Bildungspolitik spaltet den Landtag
Stuttgart. Die tief greifenden Reformen der neuen Landesregierung in der Bildungspolitik schlagen im Landtag auch nach der Sommerpause hohe Wellen. Regierung und Opposition lieferten sich heute in der von CDU beantragten aktuellen Debatte zum Thema „Grün-rote Schulmodelle schaffen Schüler zweiter Klasse“ harte Wortgefechte. Dabei geriet Kultusministerin Gabriele Warminski-Leitheußer (SPD) mehrfach in Erklärungsnot.
„Die Gemeinschaftsschule ist das Gegenteil von einer Einheitsschule für Alle. Die Durchlässigkeit bleibt so lange wie möglich erhalten“, verteidigte die Ministerin ihr neues Schulmodell. Ihr Vorwurf, die CDU geführte Regierung habe über Jahrzehnte die pädagogische Kreativität im Südwesten „eingemauert“, sorgte in den Reihen der stärksten Fraktion für Empörung.
Georg Wacker (CDU) verwies auf die Erfolge des dreigliedrigen baden-württembergischen Schulsystems mit den wenigsten Schulabbrechern, der höchsten Zahl an Studierenden und der niedrigsten Wiederholungsquoten. „Es gibt keine Bildungsverlierer bei uns“, sagte Wacker. Deshalb sollte Grün-Rot nach Ansicht des früheren Kultus-Staatssekretärs einen Systemwechsel unterlassen. Wacker warf der Regierung vor, mit der Abschaffung der verbindlichen Grundschulempfehlung weniger Schüler für die Hauptschule generieren zu wollen.

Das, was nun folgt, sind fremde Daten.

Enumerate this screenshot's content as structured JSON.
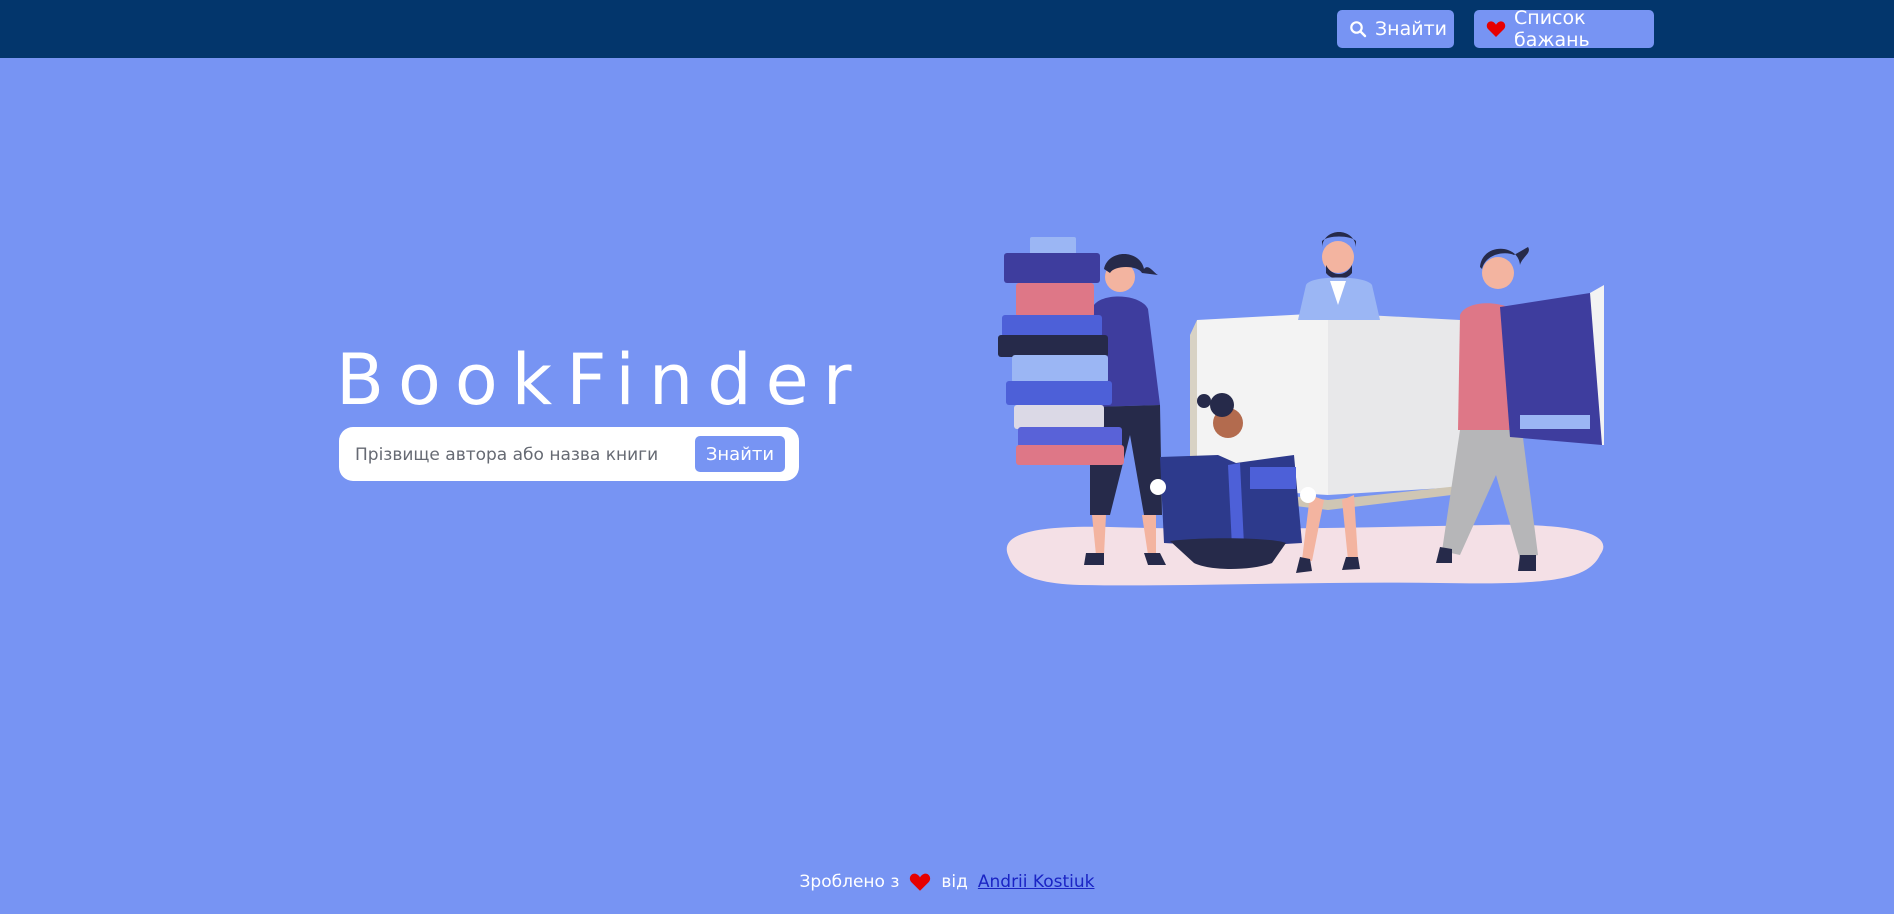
{
  "nav": {
    "find_label": "Знайти",
    "wishlist_label": "Список бажань"
  },
  "hero": {
    "title": "BookFinder",
    "search_placeholder": "Прізвище автора або назва книги",
    "search_value": "",
    "search_button": "Знайти"
  },
  "footer": {
    "made_with": "Зроблено з",
    "by": "від",
    "author_link": "Andrii Kostiuk"
  },
  "colors": {
    "page_bg": "#7794f3",
    "topbar_bg": "#03366c",
    "heart": "#e60000",
    "link": "#1a24c4"
  },
  "icons": {
    "search": "search-icon",
    "heart": "heart-icon"
  }
}
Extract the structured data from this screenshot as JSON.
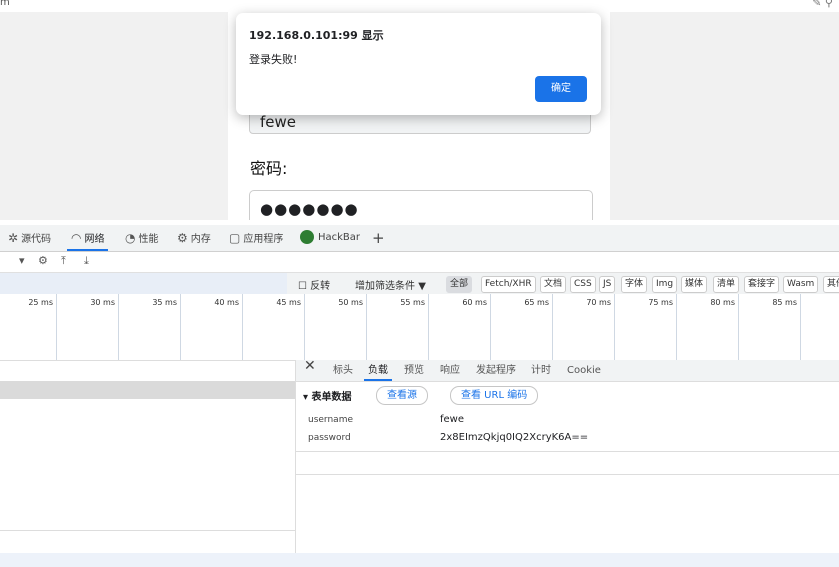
{
  "browser": {
    "title_glyph": "m",
    "tool_glyph": "✎ ⚲"
  },
  "page": {
    "username_value": "fewe",
    "password_label": "密码:",
    "password_value": "●●●●●●●"
  },
  "dialog": {
    "title": "192.168.0.101:99 显示",
    "message": "登录失败!",
    "ok_label": "确定"
  },
  "devtools": {
    "tabs": [
      {
        "label": "源代码",
        "icon": "bug-icon"
      },
      {
        "label": "网络",
        "icon": "wifi-icon"
      },
      {
        "label": "性能",
        "icon": "gauge-icon"
      },
      {
        "label": "内存",
        "icon": "gear-icon"
      },
      {
        "label": "应用程序",
        "icon": "window-icon"
      },
      {
        "label": "HackBar",
        "icon": "hackbar-logo"
      },
      {
        "label": "+",
        "icon": "plus-icon"
      }
    ],
    "active_tab": "网络",
    "filter": {
      "invert_label": "反转",
      "more_filters_label": "增加筛选条件",
      "chips": [
        "全部",
        "Fetch/XHR",
        "文档",
        "CSS",
        "JS",
        "字体",
        "Img",
        "媒体",
        "清单",
        "套接字",
        "Wasm",
        "其他"
      ],
      "selected_chip": "全部"
    },
    "timeline_ticks": [
      "25 ms",
      "30 ms",
      "35 ms",
      "40 ms",
      "45 ms",
      "50 ms",
      "55 ms",
      "60 ms",
      "65 ms",
      "70 ms",
      "75 ms",
      "80 ms",
      "85 ms"
    ],
    "detail_tabs": [
      "标头",
      "负载",
      "预览",
      "响应",
      "发起程序",
      "计时",
      "Cookie"
    ],
    "active_detail_tab": "负载",
    "payload": {
      "section_title": "▾ 表单数据",
      "view_source_label": "查看源",
      "view_url_encoded_label": "查看 URL 编码",
      "fields": [
        {
          "key": "username",
          "value": "fewe"
        },
        {
          "key": "password",
          "value": "2x8EImzQkjq0IQ2XcryK6A=="
        }
      ]
    }
  },
  "colors": {
    "accent": "#1a73e8",
    "devtools_bg": "#f1f3f4"
  }
}
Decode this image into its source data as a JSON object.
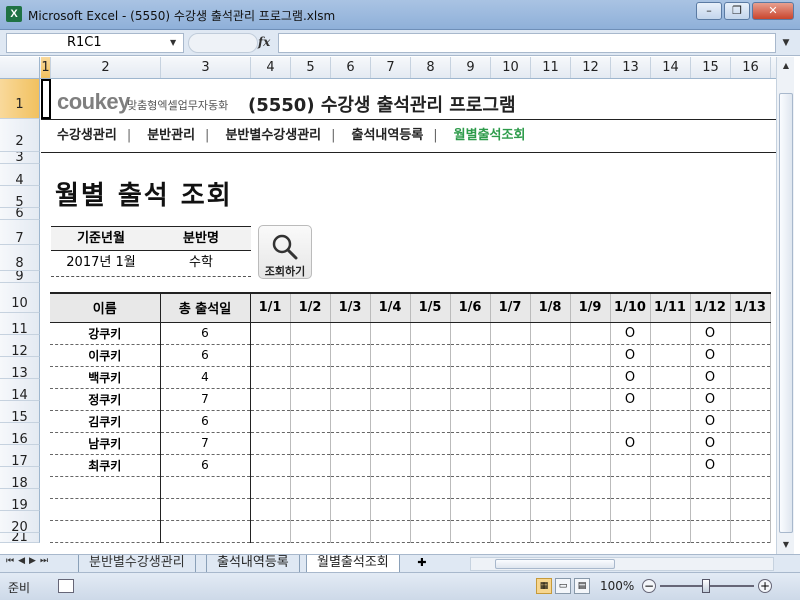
{
  "window": {
    "title": "Microsoft Excel - (5550) 수강생 출석관리 프로그램.xlsm",
    "app_icon": "X",
    "minimize": "–",
    "restore": "❐",
    "close": "✕"
  },
  "formula_bar": {
    "name_box": "R1C1",
    "fx": "fx",
    "formula": ""
  },
  "columns": [
    "1",
    "2",
    "3",
    "4",
    "5",
    "6",
    "7",
    "8",
    "9",
    "10",
    "11",
    "12",
    "13",
    "14",
    "15",
    "16"
  ],
  "rows": [
    "1",
    "2",
    "3",
    "4",
    "5",
    "6",
    "7",
    "8",
    "9",
    "10",
    "11",
    "12",
    "13",
    "14",
    "15",
    "16",
    "17",
    "18",
    "19",
    "20",
    "21"
  ],
  "header": {
    "brand": "coukey",
    "brand_sub": "맞춤형엑셀업무자동화",
    "title": "(5550) 수강생 출석관리 프로그램"
  },
  "menu": {
    "items": [
      "수강생관리",
      "분반관리",
      "분반별수강생관리",
      "출석내역등록",
      "월별출석조회"
    ],
    "separator": "|",
    "active_index": 4
  },
  "page_heading": "월별 출석 조회",
  "filter": {
    "headers": [
      "기준년월",
      "분반명"
    ],
    "values": [
      "2017년 1월",
      "수학"
    ]
  },
  "search_button": {
    "label": "조회하기",
    "icon": "magnifier-icon"
  },
  "attendance": {
    "headers": {
      "name": "이름",
      "total": "총 출석일",
      "days": [
        "1/1",
        "1/2",
        "1/3",
        "1/4",
        "1/5",
        "1/6",
        "1/7",
        "1/8",
        "1/9",
        "1/10",
        "1/11",
        "1/12",
        "1/13"
      ]
    },
    "mark": "O",
    "rows": [
      {
        "name": "강쿠키",
        "total": "6",
        "marks": [
          "",
          "",
          "",
          "",
          "",
          "",
          "",
          "",
          "",
          "O",
          "",
          "O",
          ""
        ]
      },
      {
        "name": "이쿠키",
        "total": "6",
        "marks": [
          "",
          "",
          "",
          "",
          "",
          "",
          "",
          "",
          "",
          "O",
          "",
          "O",
          ""
        ]
      },
      {
        "name": "백쿠키",
        "total": "4",
        "marks": [
          "",
          "",
          "",
          "",
          "",
          "",
          "",
          "",
          "",
          "O",
          "",
          "O",
          ""
        ]
      },
      {
        "name": "정쿠키",
        "total": "7",
        "marks": [
          "",
          "",
          "",
          "",
          "",
          "",
          "",
          "",
          "",
          "O",
          "",
          "O",
          ""
        ]
      },
      {
        "name": "김쿠키",
        "total": "6",
        "marks": [
          "",
          "",
          "",
          "",
          "",
          "",
          "",
          "",
          "",
          "",
          "",
          "O",
          ""
        ]
      },
      {
        "name": "남쿠키",
        "total": "7",
        "marks": [
          "",
          "",
          "",
          "",
          "",
          "",
          "",
          "",
          "",
          "O",
          "",
          "O",
          ""
        ]
      },
      {
        "name": "최쿠키",
        "total": "6",
        "marks": [
          "",
          "",
          "",
          "",
          "",
          "",
          "",
          "",
          "",
          "",
          "",
          "O",
          ""
        ]
      },
      {
        "name": "",
        "total": "",
        "marks": [
          "",
          "",
          "",
          "",
          "",
          "",
          "",
          "",
          "",
          "",
          "",
          "",
          ""
        ]
      },
      {
        "name": "",
        "total": "",
        "marks": [
          "",
          "",
          "",
          "",
          "",
          "",
          "",
          "",
          "",
          "",
          "",
          "",
          ""
        ]
      },
      {
        "name": "",
        "total": "",
        "marks": [
          "",
          "",
          "",
          "",
          "",
          "",
          "",
          "",
          "",
          "",
          "",
          "",
          ""
        ]
      }
    ]
  },
  "sheet_tabs": {
    "tabs": [
      "분반별수강생관리",
      "출석내역등록",
      "월별출석조회"
    ],
    "active_index": 2
  },
  "status": {
    "ready": "준비",
    "zoom": "100%",
    "zoom_minus": "−",
    "zoom_plus": "+"
  },
  "colors": {
    "active_menu": "#2d9b4a",
    "selected_header": "#f1c15f",
    "titlebar": "#a9c3e3"
  }
}
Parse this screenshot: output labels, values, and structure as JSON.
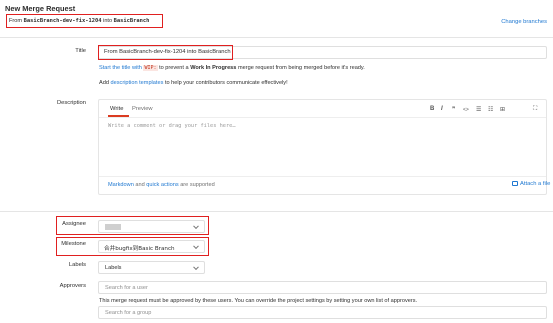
{
  "page": {
    "title": "New Merge Request",
    "change_branches": "Change branches"
  },
  "branch_line": {
    "prefix": "From",
    "source": "BasicBranch-dev-fix-1204",
    "middle": "into",
    "target": "BasicBranch"
  },
  "title_field": {
    "label": "Title",
    "value": "From BasicBranch-dev-fix-1204 into BasicBranch",
    "hint_prefix": "Start the title with",
    "hint_code": "WIP:",
    "hint_mid": "to prevent a",
    "hint_bold": "Work In Progress",
    "hint_suffix": "merge request from being merged before it's ready.",
    "templates_prefix": "Add",
    "templates_link": "description templates",
    "templates_suffix": "to help your contributors communicate effectively!"
  },
  "description": {
    "label": "Description",
    "tab_write": "Write",
    "tab_preview": "Preview",
    "placeholder": "Write a comment or drag your files here…",
    "footer_markdown": "Markdown",
    "footer_and": "and",
    "footer_quick": "quick actions",
    "footer_supported": "are supported",
    "attach": "Attach a file",
    "toolbar": {
      "bold": "B",
      "italic": "I",
      "quote": "❞",
      "code": "<>",
      "ul": "☰",
      "ol": "☷",
      "table": "⊞",
      "fullscreen": "⛶"
    }
  },
  "assignee": {
    "label": "Assignee",
    "value": ""
  },
  "milestone": {
    "label": "Milestone",
    "value": "合并bugfix到Basic Branch"
  },
  "labels": {
    "label": "Labels",
    "value": "Labels"
  },
  "approvers": {
    "label": "Approvers",
    "user_placeholder": "Search for a user",
    "help": "This merge request must be approved by these users. You can override the project settings by setting your own list of approvers.",
    "group_placeholder": "Search for a group"
  },
  "colors": {
    "link": "#1f78d1",
    "highlight_box": "#e02020",
    "border": "#dfdfdf"
  }
}
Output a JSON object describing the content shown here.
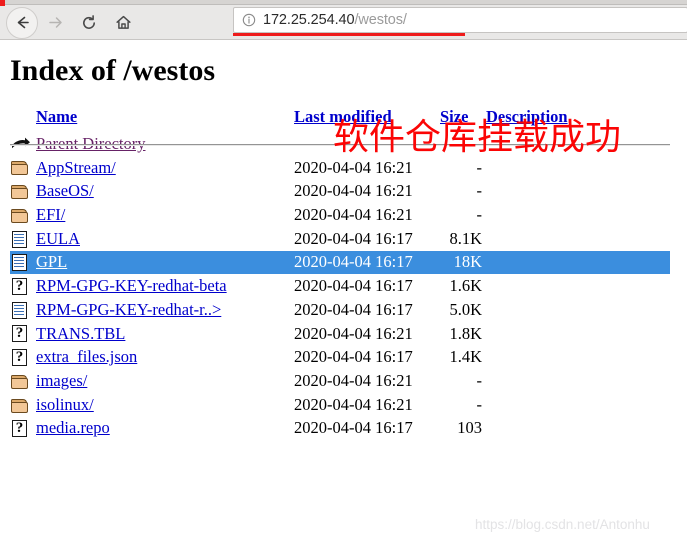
{
  "browser": {
    "back_label": "Back",
    "forward_label": "Forward",
    "reload_label": "Reload",
    "home_label": "Home",
    "url_host": "172.25.254.40",
    "url_path": "/westos/",
    "url_full": "172.25.254.40/westos/",
    "site_info_label": "Site information"
  },
  "page": {
    "title": "Index of /westos",
    "headers": {
      "name": "Name",
      "last_modified": "Last modified",
      "size": "Size",
      "description": "Description"
    },
    "rows": [
      {
        "icon": "back-arrow-icon",
        "name": "Parent Directory",
        "date": "",
        "size": "-",
        "desc": "",
        "selected": false,
        "parent": true
      },
      {
        "icon": "folder-icon",
        "name": "AppStream/",
        "date": "2020-04-04 16:21",
        "size": "-",
        "desc": "",
        "selected": false,
        "parent": false
      },
      {
        "icon": "folder-icon",
        "name": "BaseOS/",
        "date": "2020-04-04 16:21",
        "size": "-",
        "desc": "",
        "selected": false,
        "parent": false
      },
      {
        "icon": "folder-icon",
        "name": "EFI/",
        "date": "2020-04-04 16:21",
        "size": "-",
        "desc": "",
        "selected": false,
        "parent": false
      },
      {
        "icon": "text-document-icon",
        "name": "EULA",
        "date": "2020-04-04 16:17",
        "size": "8.1K",
        "desc": "",
        "selected": false,
        "parent": false
      },
      {
        "icon": "text-document-icon",
        "name": "GPL",
        "date": "2020-04-04 16:17",
        "size": "18K",
        "desc": "",
        "selected": true,
        "parent": false
      },
      {
        "icon": "unknown-file-icon",
        "name": "RPM-GPG-KEY-redhat-beta",
        "date": "2020-04-04 16:17",
        "size": "1.6K",
        "desc": "",
        "selected": false,
        "parent": false
      },
      {
        "icon": "text-document-icon",
        "name": "RPM-GPG-KEY-redhat-r..>",
        "date": "2020-04-04 16:17",
        "size": "5.0K",
        "desc": "",
        "selected": false,
        "parent": false
      },
      {
        "icon": "unknown-file-icon",
        "name": "TRANS.TBL",
        "date": "2020-04-04 16:21",
        "size": "1.8K",
        "desc": "",
        "selected": false,
        "parent": false
      },
      {
        "icon": "unknown-file-icon",
        "name": "extra_files.json",
        "date": "2020-04-04 16:17",
        "size": "1.4K",
        "desc": "",
        "selected": false,
        "parent": false
      },
      {
        "icon": "folder-icon",
        "name": "images/",
        "date": "2020-04-04 16:21",
        "size": "-",
        "desc": "",
        "selected": false,
        "parent": false
      },
      {
        "icon": "folder-icon",
        "name": "isolinux/",
        "date": "2020-04-04 16:21",
        "size": "-",
        "desc": "",
        "selected": false,
        "parent": false
      },
      {
        "icon": "unknown-file-icon",
        "name": "media.repo",
        "date": "2020-04-04 16:17",
        "size": "103",
        "desc": "",
        "selected": false,
        "parent": false
      }
    ]
  },
  "annotations": {
    "red_text": "软件仓库挂载成功",
    "red_color": "#fb0505",
    "watermark": "https://blog.csdn.net/Antonhu"
  },
  "colors": {
    "link": "#0000cc",
    "visited_link": "#662266",
    "selection_bg": "#3b8ede",
    "selection_fg": "#ffffff",
    "chrome_bg": "#e9e8e7"
  }
}
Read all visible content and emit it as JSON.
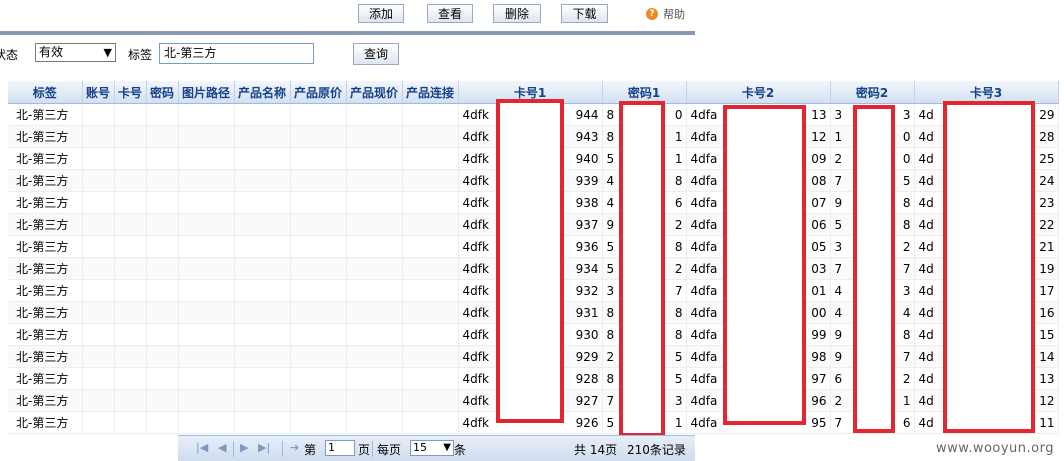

Kern: bunt gemischte Lerngruppen, statt Klassen
Auch Timm Kern (FDP) kritisierte die Pläne. Die Regierung wolle eine Gemeinschaftsschule, in der es keine Klassen, sondern bunt gemischte Lerngruppe gibt. Schüler mit Empfehlungen für drei Schularten würden dort zusammensitzen, und die Lehrkraft müsse synchron nach drei Bildungsstandards unterrichten, warnte der bildungspolitische Sprecher der Liberalen. Kern befürchtet deshalb, dass „alle Schüler, aber vor allem die Schwächeren die Leidtragenden“ sein werden, falls keine zusätzlichen Anstrengungen unternommen werden, um jeden einzelnen Schüler seinen Fähigkeiten und Neigungen gemäß zu fördern.
Völlig unverständlich findet der FDP-Politiker, dass Grün-Rot bei der neuen Werkrealschule die Zusammenarbeit mit den Berufsfachschulen in Klasse 10 kippen wolle. Die Gemeinschaftsschule wertet Kern als „Angriff auf die Vielfalt der Bildungsangebote“.
Grüne: frühe Selektion fördert die Auslese
Dagegen unterstützten Abgeordnete der Regierungsfraktionen die Pläne der Kultusministerin. Sandra Boser (Grüne) lehnte das bisherigte Schulsystem ab, das die frühe Selektion nach Klasse vier „die Auslese fördert“ und die Abhängigkeit von sozialer Herkunft und Bildungschancen zu groß sei. „Die Werkrealschule hat diese Situation noch verschärft“, erklärte die Grüne. In der Gemeinschaftsschule sieht sie die Chance, die von der Wirtschaft immer wieder vermissten Eigenschaften Teamfähigkeit und Eigenständigkeit zu vermitteln.
„Miteinander lernen heisst auch voneinander lernen“, sagte Boser. Das neue Modell sei ein Angebot an Schulen und Gemeinden. CDU und FDP hätten eklatant die geänderten Ansprüche der Gesellschaft verschlafen und beispielsweise Werkrealschule und G8 nur verordnet: „Auch Bildung ist dem Wandel unterworfen.“
SPD wirft CDU „über Jahrzehnte aufgebaute Verantwortungslosigkeit“ vor
Stefan Fulst-Blei (SPD) warf der CDU eine „über Jahrzehnte aufgebaute Verantwortungslosigkeit“ vor. Baden-Württemberg sei Spitzenreiter bei der Nachhilfe, pro Elternhaus und Monat würden 131 Euro für die außerschulische Stütze von Schülern ausgegeben. Grün-Rot sorge für ein gerechtes Schulsystem und für individuelle Schullaufbahnen, wie das Gymnasium mit zwei Geschwindgkeiten. „Wir haben die alte Dampflok abgekoppelt und lösen für alle Schüler einen Erster-Klasse-Fahrschein“, sagte er. Er wies auch den Vorwurf von Wacker zurück, die Gemeinschaftsschule „Hals über Kopf“ einzuführen. Als Berufsschullehrer habe er zu CDU-Zeiten die Neuerungen im Schulalltag erst in den Sommerferien erfahren.